I believe that, if we do not destroy ourselves first (as Carl Sagan famously said) we will become an interplanetary race.

Doing so will require new sources of energy, which will in turn help remove scarcity from the human equation. The wide availability of cheap sources of energy is, I believe, just a matter of time. Nuclear fusion, Dyson spheres, you name it. The availability of such sources should, in turn, remove the fear of survival, and open the door to breakthroughs in transport and communication.

As the author of the letter to the editor of the Financial Times said,

To you, the universe is silent because you haven’t invented the right listening technologies.
Not knowing you’re not alone, though, has dragged on your science. In time, you’ll learn how to manipulate space-time; keep in mind that while nothing can travel faster than light “in” space-time, it is possible to travel faster than light “through” space-time.

(I belong to a generation who not only was born too late to watch Neil Armstrong walk live on the Moon, but also entirely missed the possibility of seeing people walking on Mars. Instead, we got Reaganomics and neoliberalism.)

After those new sources of energy will come new ways of traveling, including faster-than-light travel, which again, I believe, is just a matter of time. I believe our modern science of physics is stuck in yet another “aether” moment, when physics comes up with the stupidest ideas to explain whatever the James Webb Telescope is seeing that we can’t immediately figure out.

We will be in such a state until a new Einstein shows up and slaps scientists in the face with some new breakthrough theory. In a few centuries, maybe decades, we will expand the theories of Relativity and Quantum Mechanics with some new knowledge, and everyone will proclaim “how didn’t we think of this first!” And the cycle will repeat, because that’s the spirit of science.

Conditio Sine Qua Non

Now, those are only the technological aspects of our evolution as a true interplanetary species, and they are an important condition, but not a sufficient one.

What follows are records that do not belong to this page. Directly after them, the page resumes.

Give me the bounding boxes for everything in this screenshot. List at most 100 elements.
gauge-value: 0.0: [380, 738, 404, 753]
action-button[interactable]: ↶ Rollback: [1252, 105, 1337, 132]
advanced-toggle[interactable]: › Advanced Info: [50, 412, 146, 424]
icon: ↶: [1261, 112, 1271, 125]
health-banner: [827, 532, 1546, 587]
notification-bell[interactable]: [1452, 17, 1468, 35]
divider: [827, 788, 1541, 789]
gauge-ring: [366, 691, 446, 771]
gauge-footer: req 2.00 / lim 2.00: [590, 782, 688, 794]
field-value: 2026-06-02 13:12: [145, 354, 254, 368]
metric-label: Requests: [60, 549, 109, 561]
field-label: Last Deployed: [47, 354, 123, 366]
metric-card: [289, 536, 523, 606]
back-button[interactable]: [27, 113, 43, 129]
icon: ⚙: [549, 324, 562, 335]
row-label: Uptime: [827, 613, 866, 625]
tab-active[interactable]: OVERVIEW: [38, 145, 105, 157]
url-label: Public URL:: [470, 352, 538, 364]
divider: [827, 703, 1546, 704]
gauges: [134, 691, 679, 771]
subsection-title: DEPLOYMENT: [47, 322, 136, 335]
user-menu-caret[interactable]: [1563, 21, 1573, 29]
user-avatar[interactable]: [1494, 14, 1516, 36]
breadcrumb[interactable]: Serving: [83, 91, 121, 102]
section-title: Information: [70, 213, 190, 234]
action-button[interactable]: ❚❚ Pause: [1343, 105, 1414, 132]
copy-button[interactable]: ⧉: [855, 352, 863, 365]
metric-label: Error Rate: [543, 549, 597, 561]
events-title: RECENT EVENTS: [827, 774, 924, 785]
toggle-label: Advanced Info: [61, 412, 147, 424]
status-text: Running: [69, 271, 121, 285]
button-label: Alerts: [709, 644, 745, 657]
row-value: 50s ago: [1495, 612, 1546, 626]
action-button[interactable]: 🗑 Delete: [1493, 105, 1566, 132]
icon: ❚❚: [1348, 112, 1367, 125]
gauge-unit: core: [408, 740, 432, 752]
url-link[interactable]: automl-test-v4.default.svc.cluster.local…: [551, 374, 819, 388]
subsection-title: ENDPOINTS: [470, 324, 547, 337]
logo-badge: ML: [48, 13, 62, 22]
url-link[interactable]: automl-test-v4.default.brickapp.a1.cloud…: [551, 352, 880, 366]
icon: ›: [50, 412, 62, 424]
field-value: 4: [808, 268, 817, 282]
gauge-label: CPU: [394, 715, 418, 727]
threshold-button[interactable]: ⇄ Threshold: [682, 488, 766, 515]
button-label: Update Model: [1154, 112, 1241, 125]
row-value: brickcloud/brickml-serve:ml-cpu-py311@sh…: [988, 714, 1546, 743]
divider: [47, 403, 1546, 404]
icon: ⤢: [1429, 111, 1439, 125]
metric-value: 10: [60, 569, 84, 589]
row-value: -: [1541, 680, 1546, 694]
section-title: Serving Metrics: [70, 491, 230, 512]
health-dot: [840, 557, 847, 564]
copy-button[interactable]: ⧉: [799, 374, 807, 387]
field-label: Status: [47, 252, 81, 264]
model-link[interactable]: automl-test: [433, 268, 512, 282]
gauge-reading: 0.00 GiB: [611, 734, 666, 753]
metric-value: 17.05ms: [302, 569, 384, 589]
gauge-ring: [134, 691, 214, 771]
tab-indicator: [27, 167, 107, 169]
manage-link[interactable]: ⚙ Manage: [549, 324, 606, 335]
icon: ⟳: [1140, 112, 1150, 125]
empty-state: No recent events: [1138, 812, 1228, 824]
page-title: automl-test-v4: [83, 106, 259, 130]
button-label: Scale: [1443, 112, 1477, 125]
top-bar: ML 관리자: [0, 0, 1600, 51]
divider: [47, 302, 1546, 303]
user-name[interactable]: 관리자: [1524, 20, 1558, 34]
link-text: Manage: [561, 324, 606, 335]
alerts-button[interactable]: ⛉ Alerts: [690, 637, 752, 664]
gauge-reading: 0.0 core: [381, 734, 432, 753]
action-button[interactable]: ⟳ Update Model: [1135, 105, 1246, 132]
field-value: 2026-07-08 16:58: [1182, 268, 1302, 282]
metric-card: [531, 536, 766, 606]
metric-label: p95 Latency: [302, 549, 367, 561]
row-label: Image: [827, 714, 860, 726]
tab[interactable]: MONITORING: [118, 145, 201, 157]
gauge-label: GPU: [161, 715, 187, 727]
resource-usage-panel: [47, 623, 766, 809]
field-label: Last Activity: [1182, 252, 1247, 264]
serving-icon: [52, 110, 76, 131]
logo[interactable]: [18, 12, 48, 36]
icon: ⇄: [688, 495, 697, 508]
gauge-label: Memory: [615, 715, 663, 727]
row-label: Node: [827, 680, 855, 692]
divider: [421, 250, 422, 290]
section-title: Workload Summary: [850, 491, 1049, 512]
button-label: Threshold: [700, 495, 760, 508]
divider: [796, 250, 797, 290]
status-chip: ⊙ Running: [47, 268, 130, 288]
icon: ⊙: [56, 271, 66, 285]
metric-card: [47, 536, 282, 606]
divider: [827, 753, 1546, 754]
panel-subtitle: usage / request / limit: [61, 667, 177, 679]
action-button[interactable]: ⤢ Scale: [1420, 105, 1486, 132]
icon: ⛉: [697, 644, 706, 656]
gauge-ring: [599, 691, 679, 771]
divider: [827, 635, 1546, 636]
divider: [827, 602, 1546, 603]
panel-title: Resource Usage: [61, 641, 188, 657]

If we want to thrive as an interplanetary species, we will have at some point to abandon the old capitalist ways (which will anyway be made obsolete by boundless, free-as-in-beer energy) and accept the fact that all life is sacred, and that every living being in the universe is a treasure to be cherished. I believe that more advanced civilizations have been able to overcome our current clumsy state of economic misconfiguration.

Undergoing such a transit is what I call true evolution. Becoming a respectful, compassionate, and wise species, one that left behind all quarrel against one another, and in turn, against others in this universe.

At which point in time, I believe, we will have our “first contact” with alien life forms. It won’t happen earlier.

Or maybe, argh, maybe Uncle Duke is right:

the idea of being visited by aliens lost its appeal when i realized they’d likely just be some other planet’s asshole billionaires

PS: should you happen to be the author of the 2016 Financial Times letter reading this article at some point in time after June 2024, I invite you to drop me an email. I would love to chat with you, and, I promise, our talk will remain private, no matter if you are alien or not.

PS2: as a disclaimer, I must say I’m not the “sad earthling” that wrote a reply to this comment published on the Financial Times on January 2017. I don’t think that the “only discernible purpose of life on Earth is the replication of DNA”, seriously, WTF. That’s really a sad earthling, indeed.

Update, 2024-06-14: Counternotions hits the nail as usual.